Entrepreneur Jane Githinji, who has been selling hats, sunglasses and beach bags, among other things, at the beachfront daily for more than 10 years, said: “I have managed to sell more than I would on an ordinary day, but it’s not the same [as previous Ironman events].
“Business is slow this year – but it’s different for each business person, depending on what they sell.”
The event attracted a total of 1,980 entrants this year, a slight drop from the 2,029 in 2018.
Dylan Smith, from Ironman SA, said spectator stats were not available yet.
“It’s a bit hard to answer questions and look at stats at the moment as we have an ongoing race which requires us to be on site,” he said.
“This is best dealt with postrace.”
Ndzimande said only: “The residents of Nelson Mandela Bay have once again come out in support of the event weekend and we are grateful for the continued enthusiasm they show toward the event.”
Mandla Mene said he was glad to have made close to R1,000 from sales on Sunday.
“The economy is tough but it seems people like branded caps and the different countries’ flags that I sell.”

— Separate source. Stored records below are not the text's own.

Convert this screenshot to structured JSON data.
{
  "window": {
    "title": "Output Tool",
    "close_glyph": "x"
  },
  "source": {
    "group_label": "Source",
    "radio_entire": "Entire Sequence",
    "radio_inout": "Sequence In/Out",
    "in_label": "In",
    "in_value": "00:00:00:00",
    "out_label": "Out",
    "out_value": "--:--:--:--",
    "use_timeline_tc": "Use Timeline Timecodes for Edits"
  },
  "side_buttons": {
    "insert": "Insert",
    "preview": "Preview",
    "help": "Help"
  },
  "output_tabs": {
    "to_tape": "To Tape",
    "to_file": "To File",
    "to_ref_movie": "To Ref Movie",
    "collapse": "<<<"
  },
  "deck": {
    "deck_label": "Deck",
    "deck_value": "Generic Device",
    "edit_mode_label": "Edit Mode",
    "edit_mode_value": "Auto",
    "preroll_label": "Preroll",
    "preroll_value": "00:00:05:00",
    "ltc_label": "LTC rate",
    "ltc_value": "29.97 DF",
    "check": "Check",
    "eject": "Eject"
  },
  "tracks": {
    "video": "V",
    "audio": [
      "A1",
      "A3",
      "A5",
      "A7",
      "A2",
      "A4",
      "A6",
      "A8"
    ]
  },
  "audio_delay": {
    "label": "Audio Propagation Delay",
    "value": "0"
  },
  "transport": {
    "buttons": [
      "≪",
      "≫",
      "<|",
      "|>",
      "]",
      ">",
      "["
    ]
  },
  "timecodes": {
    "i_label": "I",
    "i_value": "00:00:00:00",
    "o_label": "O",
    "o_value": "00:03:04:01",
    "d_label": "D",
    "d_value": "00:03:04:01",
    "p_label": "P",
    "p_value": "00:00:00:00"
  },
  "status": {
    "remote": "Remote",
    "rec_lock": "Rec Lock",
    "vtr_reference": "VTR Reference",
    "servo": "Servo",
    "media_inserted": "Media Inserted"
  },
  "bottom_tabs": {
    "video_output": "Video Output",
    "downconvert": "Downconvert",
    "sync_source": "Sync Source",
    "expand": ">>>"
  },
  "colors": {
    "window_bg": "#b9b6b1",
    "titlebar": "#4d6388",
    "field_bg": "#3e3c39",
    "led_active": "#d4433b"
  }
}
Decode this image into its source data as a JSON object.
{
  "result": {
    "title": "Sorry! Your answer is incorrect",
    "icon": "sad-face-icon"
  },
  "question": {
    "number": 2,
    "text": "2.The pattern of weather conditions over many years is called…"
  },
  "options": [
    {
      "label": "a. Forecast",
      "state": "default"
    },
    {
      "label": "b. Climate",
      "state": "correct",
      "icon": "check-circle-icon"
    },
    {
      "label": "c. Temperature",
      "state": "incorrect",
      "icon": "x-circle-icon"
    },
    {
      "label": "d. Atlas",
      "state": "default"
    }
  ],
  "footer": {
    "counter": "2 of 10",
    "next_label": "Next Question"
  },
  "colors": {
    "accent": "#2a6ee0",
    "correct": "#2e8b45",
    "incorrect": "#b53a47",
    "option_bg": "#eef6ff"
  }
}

Other businesses like food trucks and restaurants, however, were doing a roaring trade, with long queues of people waiting to be helped.
Accommodation establishments on the beachfront were equally busy, as was the Ironman Expo.
A shopper at the Ironman merchandise stall outside the Beach Hotel, Argentinian spectator Franco Tibaldi, arrived in Port Elizabeth last week to support his father, who took part in the Ironman event.
“It’s my first time in Africa ... and I find that Port Elizabeth is similar to my city, Mar del Plata, in Argentina,” he said.
“We will spend a while in South Africa to go on a safari and explore some more.”